In pratica, bastano cento varroe in un alveare nel mese di maggio, per ritrovarsi con migliaia di acari in autunno, una condizione che è normalmente associata alla morte della colonia d'api. Quel drammatico raddoppio mensile della popolazione di varroa ha a che vedere con la sua riproduzione. Ma la varroa, come tutti i parassiti, si riproduce solo in presenza di un ospite in condizioni adatte ed è in grado di riconoscere tali condizioni sulla base di certi segnali emanati dall'ape in via di sviluppo. Sembrerà strano a chi ci legge, ma la vera natura di quei segnali, dopo decenni di ricerche, è tuttora ignota. Credo che si possa ben dire che la loro identificazione rappresenti una specie di Sacro Graal per i ricercatori che studiano l'acaro, perché conoscere la natura di quegli stimoli potrebbe permetterci di manipolarli per ridurre la riproduzione del parassita o potrebbe consentire di orientare programmi di selezione mirata delle api.
Quest'estate, abbiamo identificato una sostanza prodotta dalle api che potrebbe essere utilizzata dalla varroa per sincronizzare la propria riproduzione con lo sviluppo dell'ape: forse siamo finalmente sulla buona strada".

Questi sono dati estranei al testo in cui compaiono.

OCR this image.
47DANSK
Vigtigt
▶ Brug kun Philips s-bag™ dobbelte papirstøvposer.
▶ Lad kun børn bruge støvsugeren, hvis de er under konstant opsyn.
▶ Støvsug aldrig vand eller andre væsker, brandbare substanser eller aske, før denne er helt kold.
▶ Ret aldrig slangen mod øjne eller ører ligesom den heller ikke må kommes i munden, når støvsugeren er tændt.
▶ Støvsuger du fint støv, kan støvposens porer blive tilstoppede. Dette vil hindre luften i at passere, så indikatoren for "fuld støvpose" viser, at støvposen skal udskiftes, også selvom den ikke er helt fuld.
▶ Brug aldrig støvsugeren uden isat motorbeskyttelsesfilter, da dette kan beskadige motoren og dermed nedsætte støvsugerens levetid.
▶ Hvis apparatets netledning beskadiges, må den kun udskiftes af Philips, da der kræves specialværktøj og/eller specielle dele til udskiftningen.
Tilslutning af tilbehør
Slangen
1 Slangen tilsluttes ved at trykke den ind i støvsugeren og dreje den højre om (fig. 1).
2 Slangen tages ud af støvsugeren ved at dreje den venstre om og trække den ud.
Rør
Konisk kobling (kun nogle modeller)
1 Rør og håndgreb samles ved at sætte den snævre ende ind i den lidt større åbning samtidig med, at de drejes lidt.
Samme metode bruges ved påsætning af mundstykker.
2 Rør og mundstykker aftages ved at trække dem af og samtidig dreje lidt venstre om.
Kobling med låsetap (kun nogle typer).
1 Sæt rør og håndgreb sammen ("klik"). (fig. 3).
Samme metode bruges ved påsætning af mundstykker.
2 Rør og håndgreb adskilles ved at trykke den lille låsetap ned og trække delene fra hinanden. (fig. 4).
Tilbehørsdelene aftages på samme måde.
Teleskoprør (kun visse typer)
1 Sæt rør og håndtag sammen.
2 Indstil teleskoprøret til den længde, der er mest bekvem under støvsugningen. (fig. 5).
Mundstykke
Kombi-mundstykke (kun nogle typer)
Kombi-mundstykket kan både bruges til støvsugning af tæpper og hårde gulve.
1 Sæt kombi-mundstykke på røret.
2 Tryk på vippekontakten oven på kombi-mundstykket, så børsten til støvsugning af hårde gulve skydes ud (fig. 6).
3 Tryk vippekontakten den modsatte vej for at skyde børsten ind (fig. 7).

Quali studi si potrebbero migliorare con un metodo di allevamento in laboratorio standardizzato?
"Direi… tutti. Ma in particolare menzionerei quelli sulla riproduzione dell'acaro e quelli inerenti i suoi rapporti con il virus delle ali deformi (Dwv), che è poi il vero killer delle api, quello che le debilita e causa la morte delle colonie.
Ma molte altre attività potrebbero beneficiare della disponibilità di tanti acari in condizioni standard; ad esempio, la verifica con facili saggi di laboratorio dell'efficacia di trattamenti innovativi contro l'acaro".
Voi a Udine cosa state facendo?
"Il mio gruppo di ricerca è formato attualmente da sette persone che si dividono tra varie attività; in particolare, gli studi sull'allevamento della varroa in condizioni artificiali sono stati supervisionati dal professor Desiderato Annoscia. I nostri studi vanno dagli effetti del cambiamento climatico sulle api selvatiche e mellifere, alla nocività di certe sostanze tossiche per le stesse; dal modo in cui i fattori di stress interagiscono tra di loro, causando la morte delle colonie, alle dinamiche del principale virus delle api, il cosiddetto Dwv. Ma svolgiamo anche studi più applicati, inerenti, ad esempio, la nutrizione delle api o l'effetto dei trattamenti sulla loro salute.
In generale, ci sforziamo di dare il nostro contributo, sia con ricerche di base che riguardano le soluzioni sostenibili da implementare domani, sia con ricerche più applicate che offrano soluzioni, magari meno sostenibili ma applicabili fin da oggi.
In ogni caso, penso che le ricerche sulla varroa occuperanno sempre un posto speciale tra le attività del nostro laboratorio, come è sempre stato fin da quando, nel 1981, la varroa iniziò l'invasione dell'Italia proprio dal Friuli".